As an operator, you are required to report all undesirable effects of which you are aware or of which you may reasonably be expected to be aware to our services within ten working days.

The operator is not required to carry out any prior assessment of cases. The severity of the effects is not taken into account in the declaration.

The company responsible for the product must keep a register of undesirable effects for each of its products and make it available to the competent authorities.

What happens after I submit my report?

Reports are received by FPS Public Health, which carries out a preliminary assessment of the dossiers. FPS may contact the declarant again if important information is missing. If the company responsible is not the declarant, FPS Public Health immediately notifies the declarant by email. Additional information may be requested from the operator to obtain accurate and verifiable information for the scientific evaluation. Sufficiently documented reports are examined by a specialised medical expert and the Nutrivigilance Commission, which brings together a range of experts, doctors and health professionals. Their main objective is to assess imputability, i.e. determine whether the undesirable effects observed are indeed linked to the consumption of the suspected product. No follow-up report will be provided to the operator.

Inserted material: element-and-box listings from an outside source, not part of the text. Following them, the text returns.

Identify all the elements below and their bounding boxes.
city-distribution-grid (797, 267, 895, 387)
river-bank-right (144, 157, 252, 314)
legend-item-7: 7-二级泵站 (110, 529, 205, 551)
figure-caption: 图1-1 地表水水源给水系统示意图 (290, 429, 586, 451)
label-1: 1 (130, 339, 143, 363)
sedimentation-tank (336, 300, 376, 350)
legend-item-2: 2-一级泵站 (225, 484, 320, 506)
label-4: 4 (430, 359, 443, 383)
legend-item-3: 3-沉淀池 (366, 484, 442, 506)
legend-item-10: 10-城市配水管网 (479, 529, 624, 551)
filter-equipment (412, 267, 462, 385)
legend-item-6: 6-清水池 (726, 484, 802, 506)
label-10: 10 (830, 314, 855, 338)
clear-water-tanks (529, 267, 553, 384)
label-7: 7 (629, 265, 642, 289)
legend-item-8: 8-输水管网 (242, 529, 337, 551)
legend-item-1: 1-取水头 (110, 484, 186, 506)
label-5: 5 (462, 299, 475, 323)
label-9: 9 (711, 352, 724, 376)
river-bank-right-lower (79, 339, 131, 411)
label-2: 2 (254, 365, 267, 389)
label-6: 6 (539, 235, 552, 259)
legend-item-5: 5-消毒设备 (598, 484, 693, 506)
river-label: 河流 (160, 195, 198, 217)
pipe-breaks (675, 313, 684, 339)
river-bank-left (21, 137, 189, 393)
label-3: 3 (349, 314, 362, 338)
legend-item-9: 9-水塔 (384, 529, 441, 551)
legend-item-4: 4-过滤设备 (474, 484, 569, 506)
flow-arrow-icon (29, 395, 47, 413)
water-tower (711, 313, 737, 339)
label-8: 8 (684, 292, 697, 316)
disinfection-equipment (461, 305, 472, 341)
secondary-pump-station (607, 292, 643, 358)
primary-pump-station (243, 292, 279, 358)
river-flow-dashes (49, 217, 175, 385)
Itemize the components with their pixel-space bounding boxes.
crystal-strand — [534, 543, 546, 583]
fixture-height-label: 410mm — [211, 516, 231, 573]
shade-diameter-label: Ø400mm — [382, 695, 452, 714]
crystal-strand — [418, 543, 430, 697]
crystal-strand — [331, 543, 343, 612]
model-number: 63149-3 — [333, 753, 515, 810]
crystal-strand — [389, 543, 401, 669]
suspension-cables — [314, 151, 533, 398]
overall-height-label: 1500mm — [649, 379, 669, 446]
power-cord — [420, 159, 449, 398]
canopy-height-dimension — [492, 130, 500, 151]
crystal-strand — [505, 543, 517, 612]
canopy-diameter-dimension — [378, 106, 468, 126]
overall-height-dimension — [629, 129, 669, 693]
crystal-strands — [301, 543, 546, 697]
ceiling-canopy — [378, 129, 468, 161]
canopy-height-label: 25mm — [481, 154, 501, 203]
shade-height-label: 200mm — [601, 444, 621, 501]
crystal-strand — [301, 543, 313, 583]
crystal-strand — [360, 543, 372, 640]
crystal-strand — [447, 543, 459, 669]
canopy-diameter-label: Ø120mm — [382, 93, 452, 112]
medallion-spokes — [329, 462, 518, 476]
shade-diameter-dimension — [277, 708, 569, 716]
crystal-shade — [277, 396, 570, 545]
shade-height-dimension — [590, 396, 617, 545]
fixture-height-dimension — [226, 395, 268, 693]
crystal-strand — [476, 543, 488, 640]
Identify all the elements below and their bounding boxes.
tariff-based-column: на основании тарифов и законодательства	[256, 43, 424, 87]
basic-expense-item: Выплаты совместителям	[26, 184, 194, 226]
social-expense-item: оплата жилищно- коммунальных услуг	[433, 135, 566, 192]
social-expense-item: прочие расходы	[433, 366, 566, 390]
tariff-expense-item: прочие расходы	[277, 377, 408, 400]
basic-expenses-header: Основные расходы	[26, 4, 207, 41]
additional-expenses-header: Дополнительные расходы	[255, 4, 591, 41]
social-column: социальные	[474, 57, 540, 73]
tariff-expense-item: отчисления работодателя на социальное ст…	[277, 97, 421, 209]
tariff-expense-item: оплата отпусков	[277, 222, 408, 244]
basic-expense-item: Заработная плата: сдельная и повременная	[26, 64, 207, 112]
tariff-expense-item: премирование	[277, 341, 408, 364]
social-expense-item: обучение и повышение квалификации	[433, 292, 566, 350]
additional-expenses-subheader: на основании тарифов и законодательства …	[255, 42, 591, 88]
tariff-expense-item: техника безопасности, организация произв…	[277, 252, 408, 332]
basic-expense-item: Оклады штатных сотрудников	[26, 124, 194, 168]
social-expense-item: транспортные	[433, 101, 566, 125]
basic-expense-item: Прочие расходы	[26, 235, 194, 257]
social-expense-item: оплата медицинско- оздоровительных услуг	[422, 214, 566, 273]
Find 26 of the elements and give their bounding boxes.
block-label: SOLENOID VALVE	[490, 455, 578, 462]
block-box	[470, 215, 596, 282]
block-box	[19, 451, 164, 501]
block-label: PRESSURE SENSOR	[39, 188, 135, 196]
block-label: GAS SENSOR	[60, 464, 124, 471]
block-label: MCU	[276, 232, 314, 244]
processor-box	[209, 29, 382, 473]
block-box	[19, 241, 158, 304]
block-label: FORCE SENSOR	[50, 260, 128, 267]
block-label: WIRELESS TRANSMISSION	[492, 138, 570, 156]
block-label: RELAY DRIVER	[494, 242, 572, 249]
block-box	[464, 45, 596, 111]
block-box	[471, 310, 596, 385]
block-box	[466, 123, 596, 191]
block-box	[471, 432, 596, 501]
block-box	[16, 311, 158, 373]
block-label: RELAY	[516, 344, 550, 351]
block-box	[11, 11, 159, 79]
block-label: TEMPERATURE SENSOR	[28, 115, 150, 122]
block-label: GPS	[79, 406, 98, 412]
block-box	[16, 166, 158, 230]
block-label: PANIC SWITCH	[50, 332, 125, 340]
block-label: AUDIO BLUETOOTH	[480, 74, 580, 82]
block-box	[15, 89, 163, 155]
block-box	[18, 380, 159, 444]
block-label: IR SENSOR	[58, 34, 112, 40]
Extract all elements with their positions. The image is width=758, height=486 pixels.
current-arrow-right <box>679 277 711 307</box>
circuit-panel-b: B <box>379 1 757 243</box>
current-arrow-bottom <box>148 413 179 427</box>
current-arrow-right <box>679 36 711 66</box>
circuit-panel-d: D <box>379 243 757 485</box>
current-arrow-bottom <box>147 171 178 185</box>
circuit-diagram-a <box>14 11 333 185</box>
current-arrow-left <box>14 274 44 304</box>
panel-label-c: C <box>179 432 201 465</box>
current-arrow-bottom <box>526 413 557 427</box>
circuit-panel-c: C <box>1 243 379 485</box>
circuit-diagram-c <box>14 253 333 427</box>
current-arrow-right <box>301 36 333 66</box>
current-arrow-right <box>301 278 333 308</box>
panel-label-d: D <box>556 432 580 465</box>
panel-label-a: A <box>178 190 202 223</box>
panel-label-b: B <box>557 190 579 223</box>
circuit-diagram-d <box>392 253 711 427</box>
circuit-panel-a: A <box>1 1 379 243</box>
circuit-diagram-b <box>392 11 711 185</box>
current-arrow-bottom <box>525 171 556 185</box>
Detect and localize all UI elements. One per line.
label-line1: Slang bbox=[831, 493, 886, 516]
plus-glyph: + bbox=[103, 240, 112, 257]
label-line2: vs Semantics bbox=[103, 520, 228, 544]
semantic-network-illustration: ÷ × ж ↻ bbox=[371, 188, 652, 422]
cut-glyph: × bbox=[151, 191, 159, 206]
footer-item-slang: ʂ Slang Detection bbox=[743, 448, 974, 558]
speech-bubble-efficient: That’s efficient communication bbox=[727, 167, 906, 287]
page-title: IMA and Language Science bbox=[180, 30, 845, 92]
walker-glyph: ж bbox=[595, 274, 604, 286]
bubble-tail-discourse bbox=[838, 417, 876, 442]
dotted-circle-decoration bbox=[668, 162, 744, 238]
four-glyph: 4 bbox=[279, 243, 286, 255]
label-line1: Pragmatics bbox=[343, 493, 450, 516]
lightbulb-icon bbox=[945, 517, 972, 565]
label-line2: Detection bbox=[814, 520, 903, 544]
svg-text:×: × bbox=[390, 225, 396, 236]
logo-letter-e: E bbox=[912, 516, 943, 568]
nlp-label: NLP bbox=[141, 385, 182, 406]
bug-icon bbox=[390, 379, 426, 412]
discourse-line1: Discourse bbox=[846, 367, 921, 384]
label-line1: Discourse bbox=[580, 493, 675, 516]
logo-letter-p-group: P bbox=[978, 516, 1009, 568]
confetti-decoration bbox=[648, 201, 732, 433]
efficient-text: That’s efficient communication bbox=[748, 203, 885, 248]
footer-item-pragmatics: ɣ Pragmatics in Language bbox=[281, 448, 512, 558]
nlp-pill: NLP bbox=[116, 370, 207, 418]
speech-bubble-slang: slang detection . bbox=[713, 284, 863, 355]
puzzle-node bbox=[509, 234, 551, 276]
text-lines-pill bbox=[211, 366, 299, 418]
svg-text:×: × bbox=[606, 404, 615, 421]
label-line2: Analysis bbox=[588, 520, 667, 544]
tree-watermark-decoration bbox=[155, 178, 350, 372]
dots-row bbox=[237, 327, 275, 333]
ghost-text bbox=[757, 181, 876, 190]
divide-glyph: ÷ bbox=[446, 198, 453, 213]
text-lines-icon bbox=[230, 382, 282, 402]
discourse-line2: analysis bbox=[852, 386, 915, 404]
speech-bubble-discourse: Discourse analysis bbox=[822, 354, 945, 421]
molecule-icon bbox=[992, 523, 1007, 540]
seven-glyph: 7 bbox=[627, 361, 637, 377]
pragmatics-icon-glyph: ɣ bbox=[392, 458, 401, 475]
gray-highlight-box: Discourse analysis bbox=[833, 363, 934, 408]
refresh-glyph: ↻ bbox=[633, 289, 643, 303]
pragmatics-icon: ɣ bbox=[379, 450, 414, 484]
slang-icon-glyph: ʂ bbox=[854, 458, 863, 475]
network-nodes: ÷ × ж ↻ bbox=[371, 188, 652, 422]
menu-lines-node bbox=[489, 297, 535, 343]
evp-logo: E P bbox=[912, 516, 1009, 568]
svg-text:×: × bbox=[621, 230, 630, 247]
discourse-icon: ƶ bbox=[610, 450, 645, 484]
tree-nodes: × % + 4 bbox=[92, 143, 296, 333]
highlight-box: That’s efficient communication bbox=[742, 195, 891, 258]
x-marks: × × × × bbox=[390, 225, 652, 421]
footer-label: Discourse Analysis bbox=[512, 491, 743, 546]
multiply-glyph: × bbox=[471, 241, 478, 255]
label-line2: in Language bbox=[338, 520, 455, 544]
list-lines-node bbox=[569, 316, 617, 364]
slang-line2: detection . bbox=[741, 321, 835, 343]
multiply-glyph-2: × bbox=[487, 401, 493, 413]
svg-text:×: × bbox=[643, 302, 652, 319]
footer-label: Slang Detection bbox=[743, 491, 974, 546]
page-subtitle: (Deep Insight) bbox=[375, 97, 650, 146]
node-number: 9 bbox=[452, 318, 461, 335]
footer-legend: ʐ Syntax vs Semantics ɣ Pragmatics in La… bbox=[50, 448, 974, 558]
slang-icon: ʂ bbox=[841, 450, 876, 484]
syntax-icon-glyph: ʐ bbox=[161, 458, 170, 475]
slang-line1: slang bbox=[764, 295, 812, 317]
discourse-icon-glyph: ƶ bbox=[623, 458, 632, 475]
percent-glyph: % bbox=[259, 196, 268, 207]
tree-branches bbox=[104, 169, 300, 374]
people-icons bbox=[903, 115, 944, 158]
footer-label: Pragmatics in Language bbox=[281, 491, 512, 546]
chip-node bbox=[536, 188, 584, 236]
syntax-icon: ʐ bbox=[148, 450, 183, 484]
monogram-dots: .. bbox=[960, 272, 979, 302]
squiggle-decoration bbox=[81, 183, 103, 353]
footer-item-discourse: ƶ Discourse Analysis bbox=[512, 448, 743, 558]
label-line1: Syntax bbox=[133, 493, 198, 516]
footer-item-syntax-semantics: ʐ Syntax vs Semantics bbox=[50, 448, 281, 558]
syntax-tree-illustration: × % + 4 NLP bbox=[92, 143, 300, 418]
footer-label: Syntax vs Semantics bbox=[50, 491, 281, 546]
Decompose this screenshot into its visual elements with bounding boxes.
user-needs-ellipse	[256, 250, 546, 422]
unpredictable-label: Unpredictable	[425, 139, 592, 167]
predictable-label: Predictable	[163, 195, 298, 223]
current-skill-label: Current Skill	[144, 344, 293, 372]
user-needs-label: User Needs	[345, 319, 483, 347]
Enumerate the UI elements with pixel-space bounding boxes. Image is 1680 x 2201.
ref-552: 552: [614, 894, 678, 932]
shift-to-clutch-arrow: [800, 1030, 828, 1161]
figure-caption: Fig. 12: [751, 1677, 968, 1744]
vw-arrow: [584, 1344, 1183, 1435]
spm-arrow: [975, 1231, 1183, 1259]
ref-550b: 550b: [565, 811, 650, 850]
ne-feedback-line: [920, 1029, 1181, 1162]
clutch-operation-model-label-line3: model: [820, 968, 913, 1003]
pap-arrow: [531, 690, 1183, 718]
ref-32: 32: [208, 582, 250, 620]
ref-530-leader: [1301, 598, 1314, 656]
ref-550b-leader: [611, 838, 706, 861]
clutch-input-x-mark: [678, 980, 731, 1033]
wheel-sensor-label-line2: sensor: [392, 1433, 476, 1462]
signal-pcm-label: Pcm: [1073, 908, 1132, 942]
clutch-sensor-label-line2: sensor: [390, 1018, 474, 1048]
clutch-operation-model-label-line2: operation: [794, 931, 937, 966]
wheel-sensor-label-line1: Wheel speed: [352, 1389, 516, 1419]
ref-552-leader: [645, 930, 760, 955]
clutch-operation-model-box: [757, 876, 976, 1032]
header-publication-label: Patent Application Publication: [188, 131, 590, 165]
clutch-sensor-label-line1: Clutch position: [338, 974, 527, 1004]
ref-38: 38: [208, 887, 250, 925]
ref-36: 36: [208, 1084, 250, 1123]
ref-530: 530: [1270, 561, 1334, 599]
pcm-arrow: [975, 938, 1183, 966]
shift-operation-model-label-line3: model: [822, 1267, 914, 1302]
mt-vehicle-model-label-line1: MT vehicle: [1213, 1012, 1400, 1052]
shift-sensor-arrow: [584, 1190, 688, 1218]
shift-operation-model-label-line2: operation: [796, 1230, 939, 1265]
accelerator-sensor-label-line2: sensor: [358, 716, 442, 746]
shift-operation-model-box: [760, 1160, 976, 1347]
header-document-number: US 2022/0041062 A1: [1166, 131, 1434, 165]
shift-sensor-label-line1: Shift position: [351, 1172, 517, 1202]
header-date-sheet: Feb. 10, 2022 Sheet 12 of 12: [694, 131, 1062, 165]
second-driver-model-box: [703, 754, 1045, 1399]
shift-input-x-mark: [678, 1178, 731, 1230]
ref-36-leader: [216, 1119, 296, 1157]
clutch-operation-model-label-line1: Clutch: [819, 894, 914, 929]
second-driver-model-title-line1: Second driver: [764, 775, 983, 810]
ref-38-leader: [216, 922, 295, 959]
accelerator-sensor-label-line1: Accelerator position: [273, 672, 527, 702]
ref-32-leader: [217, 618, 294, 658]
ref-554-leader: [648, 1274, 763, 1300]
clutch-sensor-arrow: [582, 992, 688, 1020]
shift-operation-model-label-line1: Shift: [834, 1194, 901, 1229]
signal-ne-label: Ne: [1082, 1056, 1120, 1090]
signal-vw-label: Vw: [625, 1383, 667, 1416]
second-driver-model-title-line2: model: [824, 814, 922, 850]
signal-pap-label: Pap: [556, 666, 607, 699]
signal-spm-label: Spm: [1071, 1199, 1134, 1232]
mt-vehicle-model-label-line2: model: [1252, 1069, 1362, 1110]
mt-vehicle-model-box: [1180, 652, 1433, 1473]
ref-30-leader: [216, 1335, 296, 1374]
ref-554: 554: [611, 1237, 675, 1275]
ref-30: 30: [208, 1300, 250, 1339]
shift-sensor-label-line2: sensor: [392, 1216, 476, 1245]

All the information provided in the undesirable effects report is treated as confidential.

Monitoring undesirable effects is as much a part of quality control as any other complaint. The operator is responsible for the safety of their product and must make every effort to ensure its correct and safe use. Depending on the investigations carried out, the company responsible for the product may be contacted again to implement corrective and remedial measures (e.g. changes to labelling or composition). When adopting these measures, the company responsible must immediately inform the Nutrivigilance unit, and update its notification file if necessary.

Depending on the results of the medical assessments, the observed effects and the number of cases received, FPS Public Health can determine whether it is necessary to carry out a safety study on a specific ingredient, for example. It will then contact the company responsible to obtain more precise information on the raw materials used, and/or contact professional associations in the food sector to send relevant data to the assessment bodies (such as the Superior Health Council).

FPS Public Health, as risk manager, will determine the follow-up required, for example, a change in legislation.